# Thread: Indice differentiation

1. ## Indice differentiation

Given
$f(x,y)=x^{xy}$

How do we evaluate:
${{\partial f} \over {\partial x}}$
and
${{\partial f} \over {\partial y}}$

I generated the answer with mathematica and the answers seem different from a textbook.
Thanks

2. ## Clarification?

chopet, what do you mean by the comma in the exponent?

--Kevin C.

3. no comma, sorry. Plain xy to be differentiated.

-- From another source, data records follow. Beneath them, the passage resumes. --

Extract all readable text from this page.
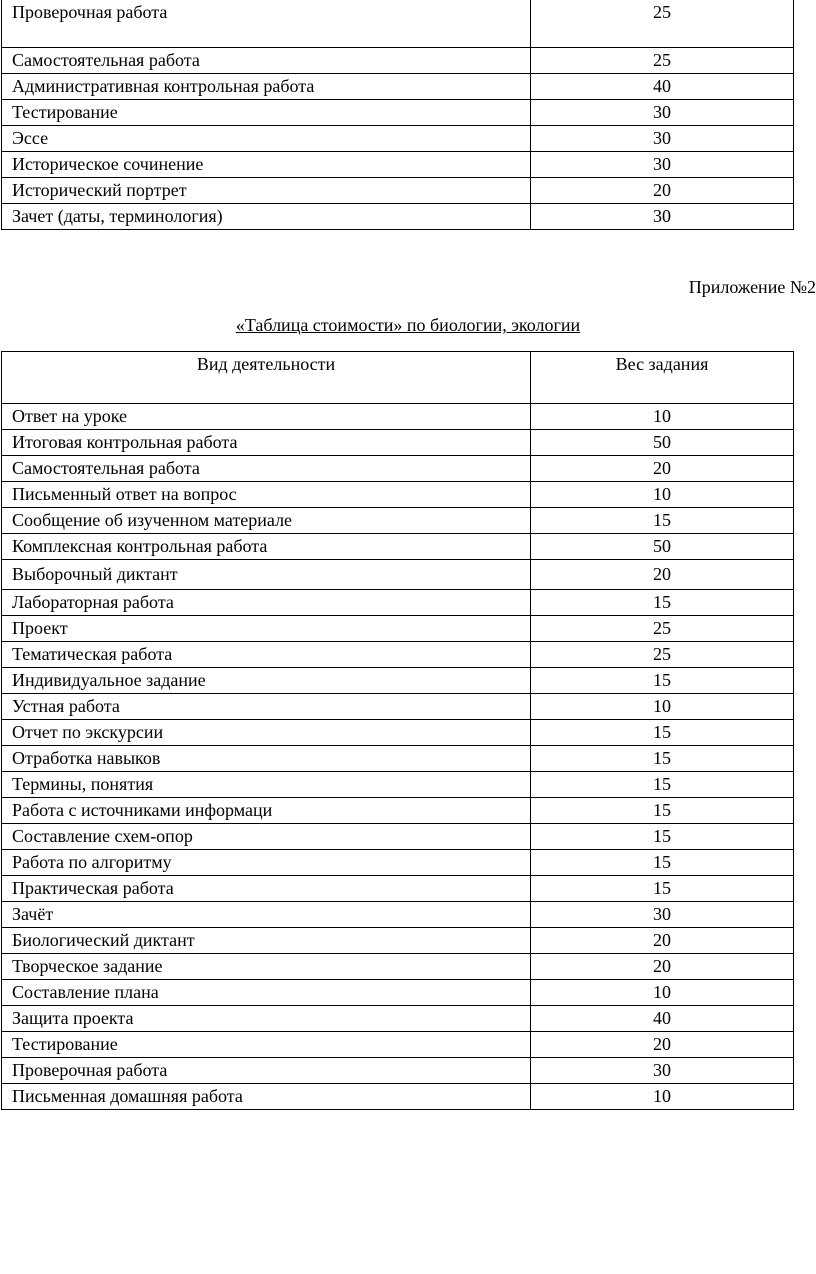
Проверочная работа	25
Самостоятельная работа	25
Административная контрольная работа	40
Тестирование	30
Эссе	30
Историческое сочинение	30
Исторический портрет	20
Зачет (даты, терминология)	30
Приложение №2
«Таблица стоимости» по биологии, экологии
Вид деятельности	Вес задания
Ответ на уроке	10
Итоговая контрольная работа	50
Самостоятельная работа	20
Письменный ответ на вопрос	10
Сообщение об изученном материале	15
Комплексная контрольная работа	50
Выборочный диктант	20
Лабораторная работа	15
Проект	25
Тематическая работа	25
Индивидуальное задание	15
Устная работа	10
Отчет по экскурсии	15
Отработка навыков	15
Термины, понятия	15
Работа с источниками информаци	15
Составление схем-опор	15
Работа по алгоритму	15
Практическая работа	15
Зачёт	30
Биологический диктант	20
Творческое задание	20
Составление плана	10
Защита проекта	40
Тестирование	20
Проверочная работа	30
Письменная домашняя работа	10
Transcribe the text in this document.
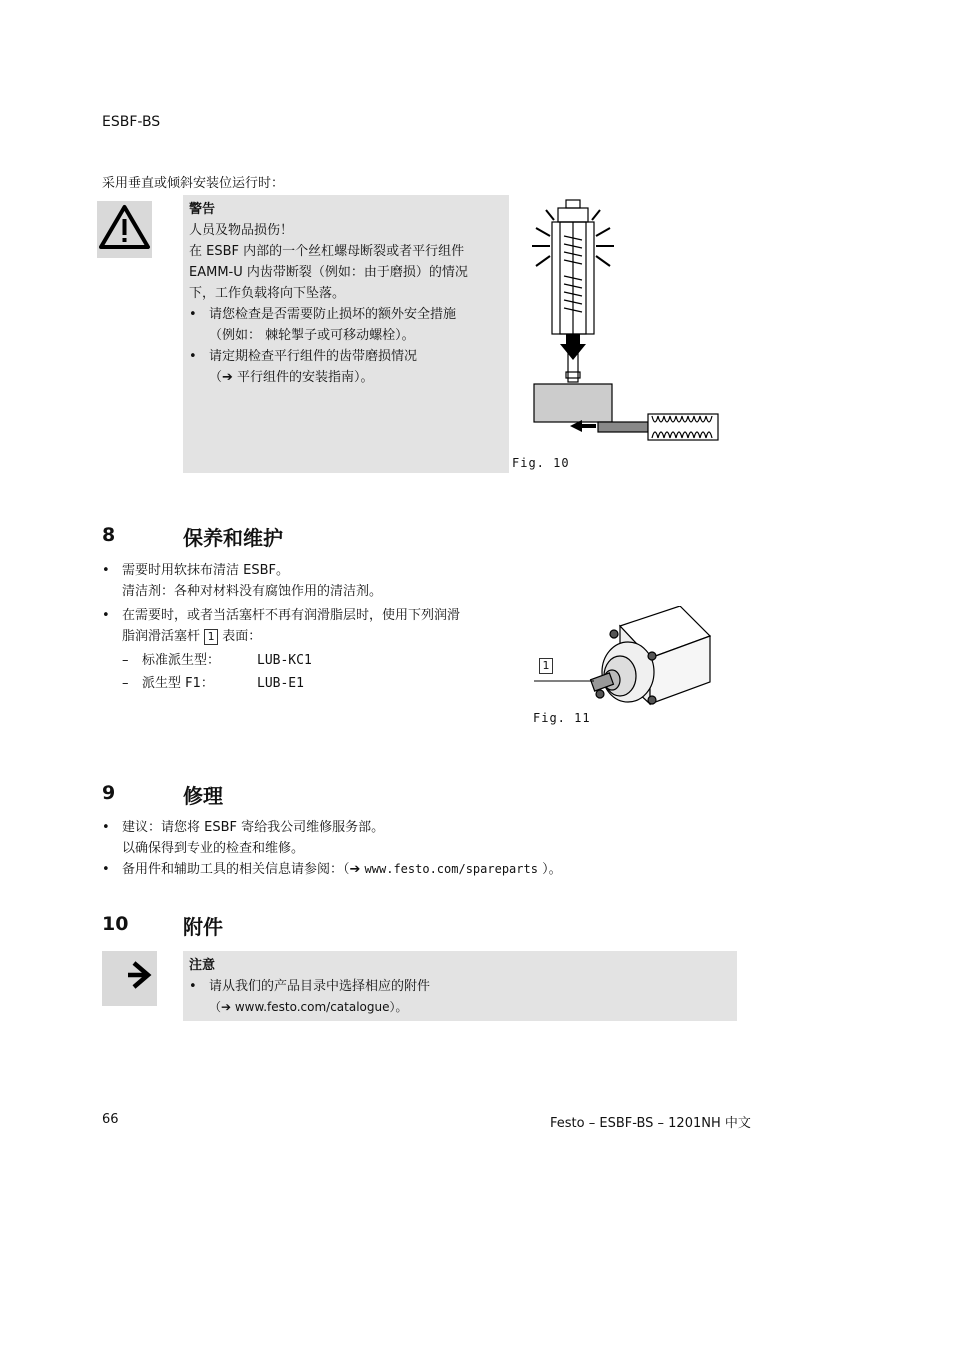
ESBF-BS
采用垂直或倾斜安装位运行时：
警告
人员及物品损伤！
在 ESBF 内部的一个丝杠螺母断裂或者平行组件
EAMM-U 内齿带断裂（例如：由于磨损）的情况
下，工作负载将向下坠落。
• 请您检查是否需要防止损坏的额外安全措施
（例如： 棘轮掣子或可移动螺栓）。
• 请定期检查平行组件的齿带磨损情况
（➔ 平行组件的安装指南）。
Fig. 10
8	保养和维护
• 需要时用软抹布清洁 ESBF。
清洁剂：各种对材料没有腐蚀作用的清洁剂。
• 在需要时，或者当活塞杆不再有润滑脂层时，使用下列润滑
脂润滑活塞杆 1 表面：
–	标准派生型：	LUB-KC1
–	派生型 F1：	LUB-E1
1
Fig. 11
9	修理
• 建议：请您将 ESBF 寄给我公司维修服务部。
以确保得到专业的检查和维修。
• 备用件和辅助工具的相关信息请参阅：（➔ www.festo.com/spareparts ）。
10	附件
注意
• 请从我们的产品目录中选择相应的附件
（➔ www.festo.com/catalogue）。
66	Festo – ESBF-BS – 1201NH 中文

4. Originally Posted by chopet
Given
$f(x,y)=x^{xy}$

How do we evaluate:
${{\partial f} \over {\partial x}}$
and
${{\partial f} \over {\partial y}}$

I generated the answer with mathematica and the answers seem different from a textbook.
Thanks
$f(x,y) = x^{xy} = \left ( x^x \right ) ^y$

So
$\frac{\partial f}{\partial x} = y \left ( x^x \right )^{y - 1} \cdot (ln(x) + 1) \cdot x^x$
by the chain rule so
$\frac{\partial f}{\partial x} = y(ln(x) + 1) \left ( x^x \right )^y$

Since x is a constant with respect to the y derivative:
$\frac{\partial f}{\partial y} = ln \left ( x^x \right ) \cdot \left ( x^x \right ) ^y$

$\frac{\partial f}{\partial y} = x \cdot ln(x) \cdot \left ( x^x \right ) ^y$

-Dan